We can help find the right mortgage for you. We even have a range of mortgage deals.

Mortgage Types Explained

Which mortgage is right for you?

At Mutual Alliance Savings and Loans we are committed to providing you with the best mortgage suited to your needs. This section contains information on the different types of mortgage products we offer so that you can make an informed choice.

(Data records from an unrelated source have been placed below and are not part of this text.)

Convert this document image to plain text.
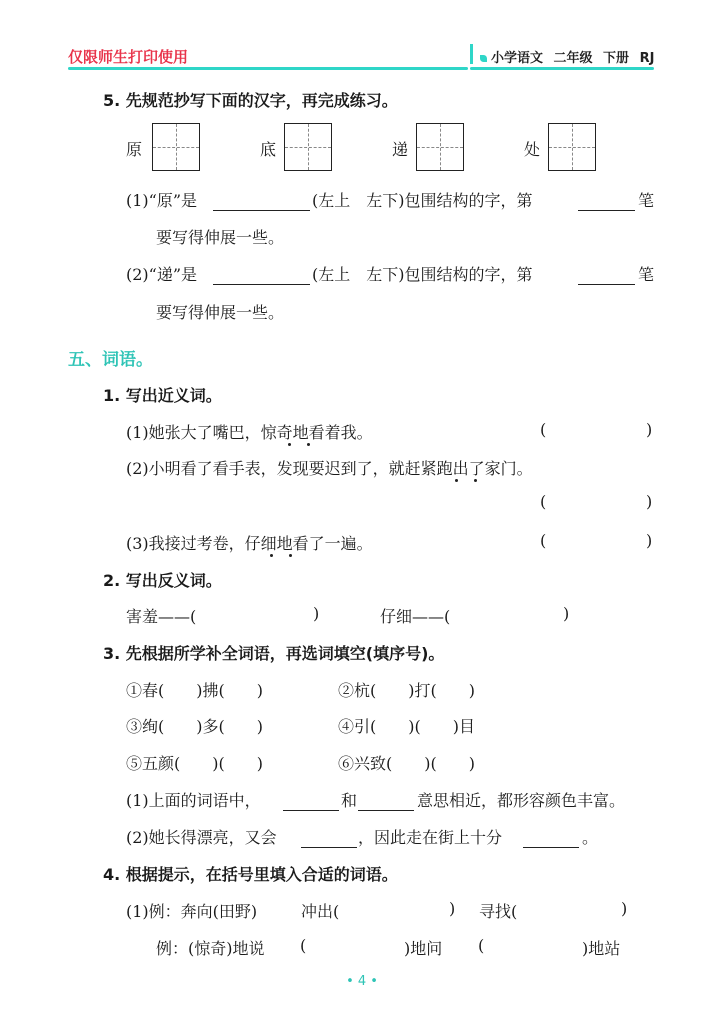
仅限师生打印使用	小学语文 二年级 下册 RJ
5. 先规范抄写下面的汉字，再完成练习。
原	底	递	处
(1)“原”是	(左上　左下)包围结构的字，第	笔
要写得伸展一些。
(2)“递”是	(左上　左下)包围结构的字，第	笔
要写得伸展一些。
五、词语。
1. 写出近义词。
(1)她张大了嘴巴，惊奇地看着我。	(	)
(2)小明看了看手表，发现要迟到了，就赶紧跑出了家门。
(	)
(3)我接过考卷，仔细地看了一遍。	(	)
2. 写出反义词。
害羞——(	)	仔细——(	)
3. 先根据所学补全词语，再选词填空(填序号)。
①春(　　)拂(　　)	②杭(　　)打(　　)
③绚(　　)多(　　)	④引(　　)(　　)目
⑤五颜(　　)(　　)	⑥兴致(　　)(　　)
(1)上面的词语中，	和	意思相近，都形容颜色丰富。
(2)她长得漂亮，又会	，因此走在街上十分	。
4. 根据提示，在括号里填入合适的词语。
(1)例：奔向(田野)	冲出(	) 寻找(	)
例：(惊奇)地说 (	)地问 (	)地站
• 4 •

When you are ready to make your choice, or if you still need further advice then you can contact us.

Fixed Mortgages

With a fixed rate mortgage the interest rate you are charged remains the same for a set period of time. At the end of the set period, your mortgage transfers to Mutual Alliance Savings and Loans’s Standard Variable Rate which can go up or down with movements in interest rates.

What are the advantages?

a.Peace of mind of having fixed monthly payments for a set period of time.
You can often choose between different fixed periods from between 2 to 5 years. Sometimes we offer 7 and 10 year terms.
b.Interest is calculated daily not monthly or annually, which over the term of the mortgage will lead to interest savings.
c.If you move home you may be able to take your Fixed Rate with you.

What to bear in mind?

There will be an early repayment charge if you later decide to repay all or, in certain circumstances, part of your mortgage before the end of the fixed period or if you switch to one of our other interest rate options.

 Repayment or interest only?

Repayment mortgages

How do they work?

Repayment mortgages involve a monthly payment covering the interest on the outstanding loan and a repayment of capital.

What are the main advantages?

a.imple and easy to understand.
b.Guarantees your loan will be repaid in full so long as you make each repayment when it is due.
c.Offers you a choice of repayment periods

What to bear in mind?

In the early years most of each payment will be interest, the majority of the capital will be paid off during the later years of the mortgage term.

Interest only mortgages

How do they work?

If you know you will be able to pay the whole mortgage outright in a few years time, then this is an option you may wish to consider. Interest-only mortgages mean paying only interest until you can make an outright payment on the capital from your own resources.

What is the main advantage?

There are lower monthly mortgage outgoings as you only pay interest on the loan.

What to bear in mind

You can normally borrow up to 85% of the property’s valuation
There’s no fund designed to repay the loan automatically, so you will have to pay back all the capital at the end of the agreed time from your own resources.